Chromatographers have used valves for sample injection and flow redirection since the beginnings of gas chromatography (GC). In this issue, John Hinshaw begins a series of articles on valves for GC.
Analysts have used valves in gas chromatography (GC) since its beginnings. Today, requirements for precise control of gas streams are much more stringent than they were at the onset. From simple gas-sampling valves to electronic pressure control and flow-switched GC×GC modulators, valving and flow switching systems play a crucial role in any modern GC instrument. This "GC Connections" series on valves for gas chromatography will review and examine some of the ways in which valves enable classical and leading-edge applications. The first instalment presents some basic concepts, applications and implementations.
Chromatographers did not always use the gas-sampling valves that are familiar to modern practitioners. The early pioneers of column-based gas separations — but not necessarily partition GC as we know it today — used instruments that were self-built out of laboratory glass and tubing. Any valves that were used were simple two- or three-way stopcock types that controlled gas direction and flow. In modern elution chromatography a discrete sample is introduced into the column to start a separation, but the early gas separation systems used displacement or frontal elution. A relatively large sample of 1 L or more was adsorbed onto the head of a column and then was displaced with a heavy solvent or with mercury vapour. The requirement to inject a defined sample plug that would generate discrete narrow peaks came with the development of GC — albeit based on retention by adsorption–desorption — in the second half of the 1940s at the University of Innsbruck, Austria, by E. Cremer and F. Prior. Their system used a collection of stopcock valves to introduce a discrete gas sample into a column that then produced recognizable peaks under carrier gas flow. In some other systems of that time a calibrated gas burette provided a measured sample volume; others used crude sample vaporizing inlets. It was not until commercial gas chromatographs became available in the early- to mid-1950s that the first modern gas-sampling valves appeared.1 These were of two types: a rotating tubular valve that has largely disappeared today, and the more familiar concentric rotary valve that now predominates.
The ability to switch gas streams as well as use interchangeable sample loops to inject small sample volumes with a single movement of a valve actuator ensured the rapid adoption of dedicated gas-sampling valves nearly 60 years ago. A high degree of repeatability along with very low dead volumes and nonexistent sample carryover made the valves ideally suited for the (then) narrower ¼ and ⅛ in. coiled columns. In the time since, rotary valves have undergone significant development in material, construction and application range — including their crossover to liquid chromatography (LC) applications — but they remain fundamentally the same and would easily be recognizable today by the chromatographers of that time.

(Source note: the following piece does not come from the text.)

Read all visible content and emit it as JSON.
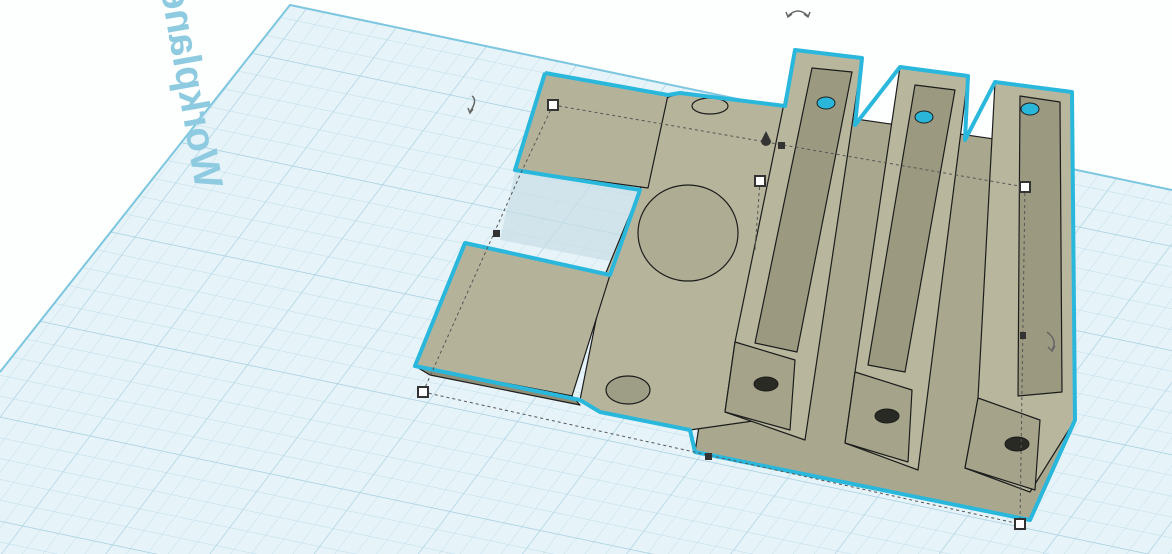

Other classes of flow switching devices and applications arose later, in the 1960s and onward. These can be divided into two groups. First came the onset of devices that would lead eventually to what today we take for granted in electronic pressure control (EPC) and related systems. Second was the development of fluidic switching devices, often attributed to David Deans, that have made possible multidimensional and comprehensive GC×GC as well as a number of interesting ancillary flow switching applications. Work in these last areas currently occupies much of the ongoing research in GC; this series will finish with a discussion on the topic. Now let's get started with a look at the basics of rotary valves and their applications.
Two types of gas stream-switching applications will serve to sketch the capabilities of rotary gas valves. There are many other possibilities for combinations of multiport valves, columns, inlets and detectors. This brief introduction will pave the way for a look at some more involved applications in the next instalment of this series.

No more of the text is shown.